The clustering of the index-coded samples was performed on a cBot Cluster Generation System using TruSeq PE Cluster Kit v3-cBot-HS (Illumina), in accordance with the manufacturer’s instructions. After cluster generation, the library preparations were sequenced on an Illumina Hiseq 2000 platform and 100-bp paired-end reads were generated.

De novo assembly

Raw reads of the fastq format were first processed through in-house Perl scripts. In this step, clean reads were obtained by removing reads that contained an adapter and vector contamination (the reads were screened against the Univec database http://www.ncbi.nlm.nih.gov/VecScreen/UniVec.html), reads that contained poly-N sequences (number of poly-Ns greater than 10%), and low-quality reads (Q20, Q30 and GC content were used for data filtering) from the raw data. The Trinity method [40] was used for the de novo assembly of wheat Illumina reads with the minimum kmer_cov set to 2 as the default, and all other parameters set to default. To avoid redundant transcripts, in-house Perl scripts were applied to extract the longest transcripts as unigenes. Unigenes generated with the assembly were used for downstream analysis. To evaluate the assembly strategies using Trinity, the unigenes were aligned to the draft sequence of the bread wheat genome (IWGSP 1.21, E value <10−5).

Functional annotation

We annotated the unigenes based on a set of sequential BLAST searches, designed to find the most descriptive annotation for each sequence. The assembled unigenes were compared with sequences in the NCBI non-redundant (Nr) protein and nucleotide (Nt) databases (http://www.ncbi.nlm.nih.gov), the Protein family (Pram) database (http://en.wikipedia.org/wiki/Protein_family), the Cluster of Orthologous Group of proteins (KOG/COG) database (http://www.ncbi.nlm.nih.gov/COG), the Swiss-Prot protein database (http://www.expasy.ch/sprot), the KEGG Ortholog (KO) database (http://www.genome.jp/kegg/pathway.html), and the Gene Ontology (GO) database (http://www.geneontology.org/). Further functional enrichment analysis of DEGs was carried out using ToGO (Bioconductor package for R) (http://www.bioconductor.org/packages/release/bioc/html/topGO.html).

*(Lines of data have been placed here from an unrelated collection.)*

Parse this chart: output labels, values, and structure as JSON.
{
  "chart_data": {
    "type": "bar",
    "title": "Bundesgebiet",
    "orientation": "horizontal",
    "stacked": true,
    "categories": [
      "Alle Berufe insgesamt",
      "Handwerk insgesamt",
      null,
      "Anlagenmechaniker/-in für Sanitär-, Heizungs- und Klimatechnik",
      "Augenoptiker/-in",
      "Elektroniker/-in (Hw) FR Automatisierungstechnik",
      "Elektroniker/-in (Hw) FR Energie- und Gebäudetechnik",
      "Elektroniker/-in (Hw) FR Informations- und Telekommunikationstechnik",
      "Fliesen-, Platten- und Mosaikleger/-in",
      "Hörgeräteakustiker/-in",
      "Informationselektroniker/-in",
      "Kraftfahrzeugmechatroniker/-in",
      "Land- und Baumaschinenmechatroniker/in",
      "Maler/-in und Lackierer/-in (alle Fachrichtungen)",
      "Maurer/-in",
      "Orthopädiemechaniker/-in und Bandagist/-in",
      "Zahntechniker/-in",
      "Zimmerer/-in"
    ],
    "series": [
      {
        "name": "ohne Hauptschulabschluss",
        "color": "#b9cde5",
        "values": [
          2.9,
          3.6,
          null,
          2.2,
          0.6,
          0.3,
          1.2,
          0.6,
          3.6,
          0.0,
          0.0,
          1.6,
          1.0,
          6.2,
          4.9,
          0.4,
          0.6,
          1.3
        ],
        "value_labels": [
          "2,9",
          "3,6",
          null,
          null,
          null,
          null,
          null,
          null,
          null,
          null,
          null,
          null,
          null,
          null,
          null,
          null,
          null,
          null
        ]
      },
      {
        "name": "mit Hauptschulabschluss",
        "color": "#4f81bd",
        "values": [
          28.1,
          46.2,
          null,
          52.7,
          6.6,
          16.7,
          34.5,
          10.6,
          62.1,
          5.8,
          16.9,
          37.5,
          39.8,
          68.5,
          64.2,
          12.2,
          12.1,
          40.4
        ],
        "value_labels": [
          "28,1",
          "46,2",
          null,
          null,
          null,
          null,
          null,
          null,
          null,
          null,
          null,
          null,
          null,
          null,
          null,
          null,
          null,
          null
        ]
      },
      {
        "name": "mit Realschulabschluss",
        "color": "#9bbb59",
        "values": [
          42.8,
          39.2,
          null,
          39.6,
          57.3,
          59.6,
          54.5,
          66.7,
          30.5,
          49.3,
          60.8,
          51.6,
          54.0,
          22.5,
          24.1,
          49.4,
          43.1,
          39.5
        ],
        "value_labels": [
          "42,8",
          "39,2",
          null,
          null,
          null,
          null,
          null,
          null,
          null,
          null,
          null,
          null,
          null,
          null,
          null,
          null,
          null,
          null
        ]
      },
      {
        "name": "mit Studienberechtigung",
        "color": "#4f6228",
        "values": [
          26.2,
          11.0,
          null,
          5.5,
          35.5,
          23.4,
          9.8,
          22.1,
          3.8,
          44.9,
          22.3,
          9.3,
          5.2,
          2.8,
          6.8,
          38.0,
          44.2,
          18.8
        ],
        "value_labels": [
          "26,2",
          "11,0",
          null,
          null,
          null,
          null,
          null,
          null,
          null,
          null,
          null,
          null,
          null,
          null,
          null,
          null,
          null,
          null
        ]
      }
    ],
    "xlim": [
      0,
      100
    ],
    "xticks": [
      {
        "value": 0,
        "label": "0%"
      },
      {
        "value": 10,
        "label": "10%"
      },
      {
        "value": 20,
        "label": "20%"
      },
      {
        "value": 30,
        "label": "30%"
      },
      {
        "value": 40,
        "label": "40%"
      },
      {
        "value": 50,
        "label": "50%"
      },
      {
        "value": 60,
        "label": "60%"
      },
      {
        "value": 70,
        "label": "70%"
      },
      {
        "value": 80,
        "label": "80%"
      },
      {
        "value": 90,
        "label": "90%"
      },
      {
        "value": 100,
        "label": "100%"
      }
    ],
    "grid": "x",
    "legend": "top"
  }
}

Differential gene expression analysis

Before differential gene expression analysis, the read counts were adjusted using an edgeR program package for each sequenced library through one scaling normalized factor. A differential gene expression analysis of two samples (PS vs. P, PS vs. S, and P vs. S) was performed using the DEGseq R package. The p value was adjusted using a q value [41]. Q Value <0.005 and |log2 fold change| > 2 ware set as the threshold to judge the significance of gene expression difference. A large fold-change value (|log2 fold change| > 5) was also used to identify DEGs.

Validation by qRT-PCR

Twenty-five primer pairs (Additional file 4: Table S3) were designed to generate amplicons to validate the RNA-seq data. Aliquots of the total RNA extracted for sequencing were used for quantitative real-time PCR experiments in accordance with manufacturer’s instructions (Qiagen, Shanghai, China). Real-time assays were performed with SYBR Green Dye (Takara, Dalian, China) using a Bio-Rad CFX96 real-time PCR platform (Bio-Rad Laboratories, Hercules, CA, USA). All assays for a particular gene were performed three times synchronously under identical conditions, and RNA transcript fold changes were calculated through the 2-ΔΔCtmethod [42] with the wheat housekeeping genes Ubiq (DQ086482) and Actin (AB181911) as internal controls [13,43].